Anyone who is familiar with the British Honeysett cartoon characters of the 50s and 60s will relate to my description.
It's like going back 50 years, with beige being the fashionable colour of choice.
Clothes look as if they've been resurrected from charity shops, many of which can be seen in the high street with not-so-cheap price labels.
Many shoppers can be seen wearing grossly miss-matching items of attire, in particular the men.
We're not talking about the snappy fashions that can be seen on London streets, but more the smaller towns and cities throughout the country.
When it comes to up-to-the-minute fashion taste I'm afraid to say that the Brits, compared with - dare I say it - those across the channel, just haven't quite got it.

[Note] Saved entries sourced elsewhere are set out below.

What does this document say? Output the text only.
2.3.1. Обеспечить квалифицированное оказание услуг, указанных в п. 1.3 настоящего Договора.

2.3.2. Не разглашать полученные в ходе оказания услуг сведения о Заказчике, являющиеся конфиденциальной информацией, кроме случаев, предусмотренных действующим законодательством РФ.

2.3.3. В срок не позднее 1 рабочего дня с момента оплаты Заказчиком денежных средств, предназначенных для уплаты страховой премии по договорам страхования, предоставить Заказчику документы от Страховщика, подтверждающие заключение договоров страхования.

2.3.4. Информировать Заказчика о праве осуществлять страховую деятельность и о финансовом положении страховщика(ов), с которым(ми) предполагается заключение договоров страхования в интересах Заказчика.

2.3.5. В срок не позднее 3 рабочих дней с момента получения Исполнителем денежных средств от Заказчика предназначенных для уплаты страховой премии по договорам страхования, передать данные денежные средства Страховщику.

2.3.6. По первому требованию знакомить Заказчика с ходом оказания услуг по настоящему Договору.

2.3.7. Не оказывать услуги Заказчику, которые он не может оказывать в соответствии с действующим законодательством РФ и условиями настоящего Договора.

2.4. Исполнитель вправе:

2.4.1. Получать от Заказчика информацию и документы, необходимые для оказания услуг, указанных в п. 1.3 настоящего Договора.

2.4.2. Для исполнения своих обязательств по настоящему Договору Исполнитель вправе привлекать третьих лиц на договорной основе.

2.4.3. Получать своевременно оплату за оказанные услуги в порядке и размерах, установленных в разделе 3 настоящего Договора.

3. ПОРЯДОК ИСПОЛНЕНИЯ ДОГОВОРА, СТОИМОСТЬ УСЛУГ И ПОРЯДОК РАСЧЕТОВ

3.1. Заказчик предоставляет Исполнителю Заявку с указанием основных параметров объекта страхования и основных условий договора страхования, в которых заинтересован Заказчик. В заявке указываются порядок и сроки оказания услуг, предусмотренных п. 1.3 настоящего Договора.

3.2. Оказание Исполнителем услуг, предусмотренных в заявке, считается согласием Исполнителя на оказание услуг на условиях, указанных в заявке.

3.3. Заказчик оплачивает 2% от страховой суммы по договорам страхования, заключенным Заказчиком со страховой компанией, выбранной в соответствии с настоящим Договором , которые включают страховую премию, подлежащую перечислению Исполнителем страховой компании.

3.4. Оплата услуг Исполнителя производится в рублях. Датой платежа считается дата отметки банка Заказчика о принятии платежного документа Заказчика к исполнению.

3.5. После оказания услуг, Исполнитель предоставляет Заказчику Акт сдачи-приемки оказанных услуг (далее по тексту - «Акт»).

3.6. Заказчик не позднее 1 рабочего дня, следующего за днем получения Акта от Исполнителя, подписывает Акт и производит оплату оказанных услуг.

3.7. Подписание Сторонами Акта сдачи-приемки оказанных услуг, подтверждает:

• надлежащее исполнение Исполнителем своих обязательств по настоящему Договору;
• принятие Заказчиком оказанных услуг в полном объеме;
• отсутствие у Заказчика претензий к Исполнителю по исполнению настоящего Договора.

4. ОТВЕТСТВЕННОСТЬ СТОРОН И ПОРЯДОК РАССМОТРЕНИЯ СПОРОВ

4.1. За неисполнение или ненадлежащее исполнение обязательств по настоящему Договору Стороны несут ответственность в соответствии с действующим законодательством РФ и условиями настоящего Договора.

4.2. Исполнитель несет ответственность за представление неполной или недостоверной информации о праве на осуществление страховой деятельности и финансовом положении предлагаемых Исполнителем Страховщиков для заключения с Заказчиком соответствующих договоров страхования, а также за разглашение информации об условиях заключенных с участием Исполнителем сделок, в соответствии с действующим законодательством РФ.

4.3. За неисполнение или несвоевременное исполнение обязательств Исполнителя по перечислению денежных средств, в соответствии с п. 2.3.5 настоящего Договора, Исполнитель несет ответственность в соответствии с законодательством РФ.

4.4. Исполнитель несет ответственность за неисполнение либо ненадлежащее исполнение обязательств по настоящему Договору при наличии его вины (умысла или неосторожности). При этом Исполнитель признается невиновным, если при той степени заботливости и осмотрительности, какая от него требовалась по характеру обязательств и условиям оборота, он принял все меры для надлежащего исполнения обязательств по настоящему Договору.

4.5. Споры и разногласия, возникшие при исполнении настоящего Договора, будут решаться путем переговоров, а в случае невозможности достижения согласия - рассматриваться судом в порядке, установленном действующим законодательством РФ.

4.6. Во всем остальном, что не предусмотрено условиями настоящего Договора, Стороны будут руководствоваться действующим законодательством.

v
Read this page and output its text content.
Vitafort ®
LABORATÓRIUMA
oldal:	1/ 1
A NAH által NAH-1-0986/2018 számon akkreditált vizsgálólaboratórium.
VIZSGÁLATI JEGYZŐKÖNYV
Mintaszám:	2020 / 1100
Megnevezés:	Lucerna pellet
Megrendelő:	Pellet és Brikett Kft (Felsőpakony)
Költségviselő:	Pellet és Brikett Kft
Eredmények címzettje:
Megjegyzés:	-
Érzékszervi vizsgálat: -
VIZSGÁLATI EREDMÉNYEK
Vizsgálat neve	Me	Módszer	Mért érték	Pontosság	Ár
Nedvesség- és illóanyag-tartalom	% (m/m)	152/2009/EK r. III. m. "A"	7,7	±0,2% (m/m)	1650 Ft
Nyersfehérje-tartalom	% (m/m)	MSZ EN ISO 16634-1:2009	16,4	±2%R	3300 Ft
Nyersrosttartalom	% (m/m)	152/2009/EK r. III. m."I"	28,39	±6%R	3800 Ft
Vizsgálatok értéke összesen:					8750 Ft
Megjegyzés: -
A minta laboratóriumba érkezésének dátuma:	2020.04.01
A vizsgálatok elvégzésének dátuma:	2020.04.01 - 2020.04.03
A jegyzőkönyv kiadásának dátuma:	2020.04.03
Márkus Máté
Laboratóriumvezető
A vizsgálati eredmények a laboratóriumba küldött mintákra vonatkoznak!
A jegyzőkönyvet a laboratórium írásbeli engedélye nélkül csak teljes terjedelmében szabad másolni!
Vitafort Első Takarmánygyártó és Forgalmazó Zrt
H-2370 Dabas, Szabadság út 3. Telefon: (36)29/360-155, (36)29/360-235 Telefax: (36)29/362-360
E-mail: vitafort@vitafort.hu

Anyway, now further north, we've booked into a self-catering cottage in the absolutely lovely village of Richmond. Still in Yorkshire, but much better situated now to explore the dales and moors, headlands, cliffs, town walls, steel mills, coal mines and woollen mills - and of course the countryside of veterinarian/writer James Herriot. It's all here, including the churches and monasteries begging to be explored. Fishing ports of Staithes, Whitby and Robin Hood's Bay about a half-hour drive away. They say that if you want the world's best fish and chips, Whitby is the place to get them, although the ones we got at a motorway layby on leaving Gatwick airport on our first day took a bit of beating.
Talking about airports, no matter how much you prepare yourself, there's always drama that is totally out of your control, like having to stand in a hallway for half an hour prior to boarding because the plane was late.
Why couldn't we have just been asked to stay seated in the departure lounge a little longer?
And the painfully slow lifts that were so slow, you'd be better off carrying your bags up the adjacent stairs.
The final straw, however, was when all the coins fell through a hole in the carefully folded plastic money bag with several rolling under a whole stack of baggage trollies, never to be seen again. Any thought of pulling out a few to get in underneath was immediately scotched as they were all chained together requiring a pound coin to separate them.
Holiday transits are hard work and tempers can wear thin after a series of seemingly impossible mishaps.
And while on the subject of coins, why oh why do the British and the French find it so hard to let go of their copper coins which are next to worthless and are simply a damned nuisance. After buying 39.99 ($56.94) worth of petrol in France and giving the cashier 40, I was given a one centime coin change which is about the size of a fingernail.
On checking the news back home in New Zealand I was surprised to see that Prime Minister John Key's ponytail-pulling incident dominated the headlines. I can tell you that such petty news makes our country look pretty stupid from this part of the world. Tempting as some ponytails may be, no woman deserves to have their hair tugged - certainly not by a stranger, but come on, surely the fuss that's been made over this particular incident shows us how fickle society has become. I can see a change in cafe coming up for the Key family.
-Brian Holden has lived in Rotorua for most of his life and has been writing his weekly column for 11 years.